Sumber gambar: (KOMPAS.com/Ihsanuddin)

Kabar ngetrends –  Kementerian Agama (Kemenag)  merilis 200 nama penceramah yang dipandang moderat dan jauh dari ajaran intoleran serta radikal.

Melansir dari nasional.kompas.com (15/5/2018) Menteri Agama Lukman Hakim Saifuddin mengungkap, pihaknya merilis 200 nama itu untuk penuhi keinginan masyarakat.

” Karena dalam beberapa hari terakhir, kami banyak mendapat pertanyaan dari sejumlah kalangan terkait kebutuhan untuk bisa mendapat penceramah yang baik, ” kata Lukman di Kompleks Istana Kepresidenan, Jakarta, Jumat (18/5/2018).

Baca juga: Gegara Rilis Daftar 200 Ulama, Eggi Menuding Menteri Agama Berpolitik

Lukman menyebutkan, permohonan itu biasanya datang dari mushola atau majelis ta’lim yang berada di kementerian, instansi atau lembaga pemerintah, sampai Badan Usaha Punya Negara.

Oleh karenanya, Kemenag segera meminta info dari beberapa ormas Islam, masjid besar, tokoh tokoh ulama, kyai serta pemuka agama.

” Lalu kemudian kami menghimpun saat ini karna untuk segera dapat memenuhi harapan pihak yang menghendaki daftar nama penceramah itu, lalu yang pertama ini baru 200 daftar itu lah yang kami dapatkan, ” kata dia.

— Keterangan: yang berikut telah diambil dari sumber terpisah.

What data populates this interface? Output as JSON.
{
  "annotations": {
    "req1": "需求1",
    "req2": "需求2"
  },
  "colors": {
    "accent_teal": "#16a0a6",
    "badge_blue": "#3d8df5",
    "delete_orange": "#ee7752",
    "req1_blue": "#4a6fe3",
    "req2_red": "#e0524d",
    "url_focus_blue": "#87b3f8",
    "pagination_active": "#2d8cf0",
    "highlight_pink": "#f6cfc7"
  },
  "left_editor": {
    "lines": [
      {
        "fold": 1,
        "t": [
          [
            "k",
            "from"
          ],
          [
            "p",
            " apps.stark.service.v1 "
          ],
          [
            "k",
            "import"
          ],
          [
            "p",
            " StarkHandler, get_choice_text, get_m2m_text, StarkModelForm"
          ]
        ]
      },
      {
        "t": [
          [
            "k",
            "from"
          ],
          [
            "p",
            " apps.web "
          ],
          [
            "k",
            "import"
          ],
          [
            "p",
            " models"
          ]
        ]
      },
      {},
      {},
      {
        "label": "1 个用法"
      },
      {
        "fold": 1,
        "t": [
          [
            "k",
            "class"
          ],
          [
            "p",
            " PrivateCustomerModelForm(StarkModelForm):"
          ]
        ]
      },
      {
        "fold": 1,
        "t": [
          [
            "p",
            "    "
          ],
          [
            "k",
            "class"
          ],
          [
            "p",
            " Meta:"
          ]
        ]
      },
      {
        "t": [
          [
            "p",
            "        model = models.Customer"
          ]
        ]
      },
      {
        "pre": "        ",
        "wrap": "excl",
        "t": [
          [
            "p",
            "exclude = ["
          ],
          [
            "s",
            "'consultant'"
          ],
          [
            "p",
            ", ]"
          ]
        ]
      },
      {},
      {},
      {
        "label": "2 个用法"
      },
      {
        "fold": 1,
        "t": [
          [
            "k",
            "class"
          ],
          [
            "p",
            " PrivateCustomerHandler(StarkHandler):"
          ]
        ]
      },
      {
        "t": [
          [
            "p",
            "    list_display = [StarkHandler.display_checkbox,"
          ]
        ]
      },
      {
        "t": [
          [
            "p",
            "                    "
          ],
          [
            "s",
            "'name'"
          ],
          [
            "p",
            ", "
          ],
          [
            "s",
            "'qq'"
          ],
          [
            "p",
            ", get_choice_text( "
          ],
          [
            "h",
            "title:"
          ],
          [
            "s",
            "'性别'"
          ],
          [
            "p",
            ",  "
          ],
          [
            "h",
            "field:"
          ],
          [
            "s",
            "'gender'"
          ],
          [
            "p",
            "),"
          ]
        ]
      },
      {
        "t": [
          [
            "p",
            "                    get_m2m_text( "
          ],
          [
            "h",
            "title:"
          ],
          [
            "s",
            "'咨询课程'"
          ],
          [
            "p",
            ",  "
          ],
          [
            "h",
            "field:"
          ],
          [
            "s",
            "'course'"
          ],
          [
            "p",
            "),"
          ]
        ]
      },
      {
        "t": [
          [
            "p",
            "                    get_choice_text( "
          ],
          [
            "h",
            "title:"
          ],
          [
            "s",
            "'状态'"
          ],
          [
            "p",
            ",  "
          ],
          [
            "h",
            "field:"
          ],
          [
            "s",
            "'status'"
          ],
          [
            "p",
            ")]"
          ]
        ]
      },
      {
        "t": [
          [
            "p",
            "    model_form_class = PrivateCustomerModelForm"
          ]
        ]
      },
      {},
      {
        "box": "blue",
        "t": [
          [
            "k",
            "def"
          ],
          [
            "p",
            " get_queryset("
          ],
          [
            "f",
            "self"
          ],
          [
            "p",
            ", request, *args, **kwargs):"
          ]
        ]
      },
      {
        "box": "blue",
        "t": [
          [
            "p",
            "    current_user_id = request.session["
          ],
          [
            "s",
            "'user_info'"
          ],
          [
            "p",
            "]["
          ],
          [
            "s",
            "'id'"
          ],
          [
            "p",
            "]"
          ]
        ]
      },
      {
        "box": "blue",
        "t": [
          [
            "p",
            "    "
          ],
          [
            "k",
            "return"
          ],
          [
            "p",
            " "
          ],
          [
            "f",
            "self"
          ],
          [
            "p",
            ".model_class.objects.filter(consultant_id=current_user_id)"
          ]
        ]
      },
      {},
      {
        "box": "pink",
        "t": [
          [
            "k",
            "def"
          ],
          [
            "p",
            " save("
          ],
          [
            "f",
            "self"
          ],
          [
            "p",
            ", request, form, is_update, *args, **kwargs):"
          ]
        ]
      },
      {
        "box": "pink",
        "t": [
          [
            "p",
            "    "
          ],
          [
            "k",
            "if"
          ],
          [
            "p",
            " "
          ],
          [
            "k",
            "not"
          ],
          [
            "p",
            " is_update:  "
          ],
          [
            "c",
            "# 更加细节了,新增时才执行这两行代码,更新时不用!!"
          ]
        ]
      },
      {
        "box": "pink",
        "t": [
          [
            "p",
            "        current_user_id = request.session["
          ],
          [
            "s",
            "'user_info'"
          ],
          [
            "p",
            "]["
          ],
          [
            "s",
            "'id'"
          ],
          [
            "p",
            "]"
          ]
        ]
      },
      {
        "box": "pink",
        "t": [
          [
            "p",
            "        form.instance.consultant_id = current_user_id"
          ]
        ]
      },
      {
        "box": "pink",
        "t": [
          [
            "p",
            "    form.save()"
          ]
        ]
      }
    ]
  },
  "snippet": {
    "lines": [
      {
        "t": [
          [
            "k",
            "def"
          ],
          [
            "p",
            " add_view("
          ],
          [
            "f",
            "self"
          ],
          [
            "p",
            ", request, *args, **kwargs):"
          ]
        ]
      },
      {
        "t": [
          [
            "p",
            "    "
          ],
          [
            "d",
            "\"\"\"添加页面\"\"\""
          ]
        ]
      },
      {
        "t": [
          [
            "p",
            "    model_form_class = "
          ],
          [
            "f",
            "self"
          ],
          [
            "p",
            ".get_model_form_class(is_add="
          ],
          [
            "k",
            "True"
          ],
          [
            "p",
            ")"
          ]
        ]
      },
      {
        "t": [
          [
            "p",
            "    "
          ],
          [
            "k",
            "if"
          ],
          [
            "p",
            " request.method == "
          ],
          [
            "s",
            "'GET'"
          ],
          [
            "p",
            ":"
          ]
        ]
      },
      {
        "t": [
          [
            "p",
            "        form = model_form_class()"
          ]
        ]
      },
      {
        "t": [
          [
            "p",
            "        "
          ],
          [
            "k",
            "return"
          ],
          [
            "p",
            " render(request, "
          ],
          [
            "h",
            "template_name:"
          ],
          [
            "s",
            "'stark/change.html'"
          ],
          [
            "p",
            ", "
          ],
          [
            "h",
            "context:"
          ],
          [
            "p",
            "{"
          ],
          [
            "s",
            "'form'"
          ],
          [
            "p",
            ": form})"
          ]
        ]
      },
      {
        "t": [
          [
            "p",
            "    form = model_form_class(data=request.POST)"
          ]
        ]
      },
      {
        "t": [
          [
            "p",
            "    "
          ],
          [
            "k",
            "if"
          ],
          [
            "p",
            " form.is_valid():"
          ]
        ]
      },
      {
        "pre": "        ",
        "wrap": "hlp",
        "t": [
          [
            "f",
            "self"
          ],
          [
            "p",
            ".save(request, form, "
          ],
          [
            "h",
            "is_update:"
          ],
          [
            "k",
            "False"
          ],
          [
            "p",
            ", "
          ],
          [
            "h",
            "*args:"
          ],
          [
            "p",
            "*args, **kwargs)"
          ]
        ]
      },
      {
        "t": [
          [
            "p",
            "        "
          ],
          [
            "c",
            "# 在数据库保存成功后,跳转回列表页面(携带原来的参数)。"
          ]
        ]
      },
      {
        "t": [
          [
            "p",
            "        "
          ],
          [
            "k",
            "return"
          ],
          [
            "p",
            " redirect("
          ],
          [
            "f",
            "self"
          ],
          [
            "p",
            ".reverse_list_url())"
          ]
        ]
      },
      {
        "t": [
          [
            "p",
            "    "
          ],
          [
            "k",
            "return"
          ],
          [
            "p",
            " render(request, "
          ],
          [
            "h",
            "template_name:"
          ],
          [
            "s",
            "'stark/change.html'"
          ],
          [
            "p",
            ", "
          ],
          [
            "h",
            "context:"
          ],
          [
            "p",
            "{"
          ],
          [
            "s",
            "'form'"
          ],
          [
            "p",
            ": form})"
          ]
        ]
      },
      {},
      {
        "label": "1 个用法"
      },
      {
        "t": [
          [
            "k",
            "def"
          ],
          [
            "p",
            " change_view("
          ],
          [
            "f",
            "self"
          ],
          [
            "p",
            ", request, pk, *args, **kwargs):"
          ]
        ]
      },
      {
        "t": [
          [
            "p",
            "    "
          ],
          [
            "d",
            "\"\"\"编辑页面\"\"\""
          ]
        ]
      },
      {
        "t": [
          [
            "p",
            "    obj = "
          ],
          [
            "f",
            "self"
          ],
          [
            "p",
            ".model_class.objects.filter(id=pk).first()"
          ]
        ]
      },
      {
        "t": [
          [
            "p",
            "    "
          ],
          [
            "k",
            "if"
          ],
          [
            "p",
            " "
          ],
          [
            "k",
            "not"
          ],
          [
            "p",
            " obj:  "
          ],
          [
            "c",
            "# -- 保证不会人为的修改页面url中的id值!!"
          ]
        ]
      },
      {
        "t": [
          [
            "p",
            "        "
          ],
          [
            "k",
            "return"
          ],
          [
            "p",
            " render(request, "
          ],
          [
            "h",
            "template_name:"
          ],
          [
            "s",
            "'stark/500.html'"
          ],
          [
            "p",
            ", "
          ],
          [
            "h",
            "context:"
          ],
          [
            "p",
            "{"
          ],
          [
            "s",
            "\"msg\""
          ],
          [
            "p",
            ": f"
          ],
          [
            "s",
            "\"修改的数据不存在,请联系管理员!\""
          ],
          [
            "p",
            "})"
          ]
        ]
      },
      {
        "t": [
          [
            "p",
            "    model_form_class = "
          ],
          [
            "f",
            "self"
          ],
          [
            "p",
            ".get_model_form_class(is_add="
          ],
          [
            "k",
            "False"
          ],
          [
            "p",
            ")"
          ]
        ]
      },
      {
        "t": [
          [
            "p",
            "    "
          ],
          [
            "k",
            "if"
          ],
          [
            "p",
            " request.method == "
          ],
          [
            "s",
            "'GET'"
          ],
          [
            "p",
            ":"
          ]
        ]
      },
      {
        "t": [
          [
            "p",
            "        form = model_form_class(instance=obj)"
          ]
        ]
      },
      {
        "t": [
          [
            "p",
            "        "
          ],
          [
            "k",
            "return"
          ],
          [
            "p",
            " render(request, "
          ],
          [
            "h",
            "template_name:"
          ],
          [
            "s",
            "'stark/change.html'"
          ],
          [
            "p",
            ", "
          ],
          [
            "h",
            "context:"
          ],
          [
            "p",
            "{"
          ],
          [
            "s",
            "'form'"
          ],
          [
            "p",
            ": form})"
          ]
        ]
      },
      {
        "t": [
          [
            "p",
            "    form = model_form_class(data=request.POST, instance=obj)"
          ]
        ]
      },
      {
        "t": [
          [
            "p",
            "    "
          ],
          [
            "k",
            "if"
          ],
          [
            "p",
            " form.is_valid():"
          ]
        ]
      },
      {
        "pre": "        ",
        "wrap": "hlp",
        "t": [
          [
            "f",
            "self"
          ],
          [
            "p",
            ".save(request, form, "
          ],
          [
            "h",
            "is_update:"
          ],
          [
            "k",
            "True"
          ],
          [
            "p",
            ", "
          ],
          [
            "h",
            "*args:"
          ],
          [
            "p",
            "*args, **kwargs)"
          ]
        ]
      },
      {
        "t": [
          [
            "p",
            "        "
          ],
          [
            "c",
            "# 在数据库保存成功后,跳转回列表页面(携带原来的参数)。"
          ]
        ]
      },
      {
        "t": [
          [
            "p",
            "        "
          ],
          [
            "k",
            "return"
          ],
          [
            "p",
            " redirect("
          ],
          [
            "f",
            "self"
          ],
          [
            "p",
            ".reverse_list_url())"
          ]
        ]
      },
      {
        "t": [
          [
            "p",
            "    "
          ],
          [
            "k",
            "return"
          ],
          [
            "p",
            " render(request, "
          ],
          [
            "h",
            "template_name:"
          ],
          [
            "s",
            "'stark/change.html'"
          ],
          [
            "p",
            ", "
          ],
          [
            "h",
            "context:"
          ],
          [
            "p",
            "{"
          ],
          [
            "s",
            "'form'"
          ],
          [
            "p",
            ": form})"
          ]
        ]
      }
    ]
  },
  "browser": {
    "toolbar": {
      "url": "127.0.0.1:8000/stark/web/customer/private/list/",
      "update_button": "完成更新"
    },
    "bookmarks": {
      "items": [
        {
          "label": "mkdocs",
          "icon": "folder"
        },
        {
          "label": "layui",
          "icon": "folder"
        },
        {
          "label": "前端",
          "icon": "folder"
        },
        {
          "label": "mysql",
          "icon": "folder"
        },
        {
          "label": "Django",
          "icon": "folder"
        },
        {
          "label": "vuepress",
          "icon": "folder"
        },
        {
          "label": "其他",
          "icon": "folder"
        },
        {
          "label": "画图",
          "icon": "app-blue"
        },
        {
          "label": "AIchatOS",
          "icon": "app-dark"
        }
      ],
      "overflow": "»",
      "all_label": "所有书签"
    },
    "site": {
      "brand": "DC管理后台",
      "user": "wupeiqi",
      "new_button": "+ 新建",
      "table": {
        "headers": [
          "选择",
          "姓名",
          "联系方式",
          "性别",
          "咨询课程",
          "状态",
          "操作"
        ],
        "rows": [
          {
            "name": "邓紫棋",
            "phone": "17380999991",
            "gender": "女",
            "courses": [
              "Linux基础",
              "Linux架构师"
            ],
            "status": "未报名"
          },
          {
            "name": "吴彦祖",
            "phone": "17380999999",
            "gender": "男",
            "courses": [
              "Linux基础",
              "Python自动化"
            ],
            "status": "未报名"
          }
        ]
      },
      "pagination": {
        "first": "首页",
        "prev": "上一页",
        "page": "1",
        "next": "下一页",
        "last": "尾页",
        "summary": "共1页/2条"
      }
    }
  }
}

Daftar 200 nama itu bisa di lihat di website resmi Kemenag. Menurut Lukman, nantinya daftar nama itu bakal jadi jadi bertambah bersamaan dengan verifikasi yang dikerjakan Kemenag.

” Bukan berarti yang tidak termasuk daftar 200 itu bukan penceramah moderat. Tapi yang jelas, yang 200 itu sudah benar-benar atas rekomendasi dari sejumlah kalangan, ” kata Lukman. Lukman menyebutkan, ada tiga tanda yang dipakai Kemenag.

Pertama, penceramah mesti mempunyai kompetensi tinggi pada ajaran agama Islam. Ke dua, penceramah itu mesti mempunyai pengalaman yang cukup dalam berdakwah.

Ke tiga, penceramah itu harus dapat dibuktikan mempunyai prinsip kebangsaan yang tinggi. Meski demikian, Lukman menyatakan kalau masyarakat tidak harus menghadirkan ulama yang berada di dalam daftar ” Tidak ada kewajiban. Itu adalah nama-nama bagi mereka yang membutuhkan dan memerlukan, ” kata dia.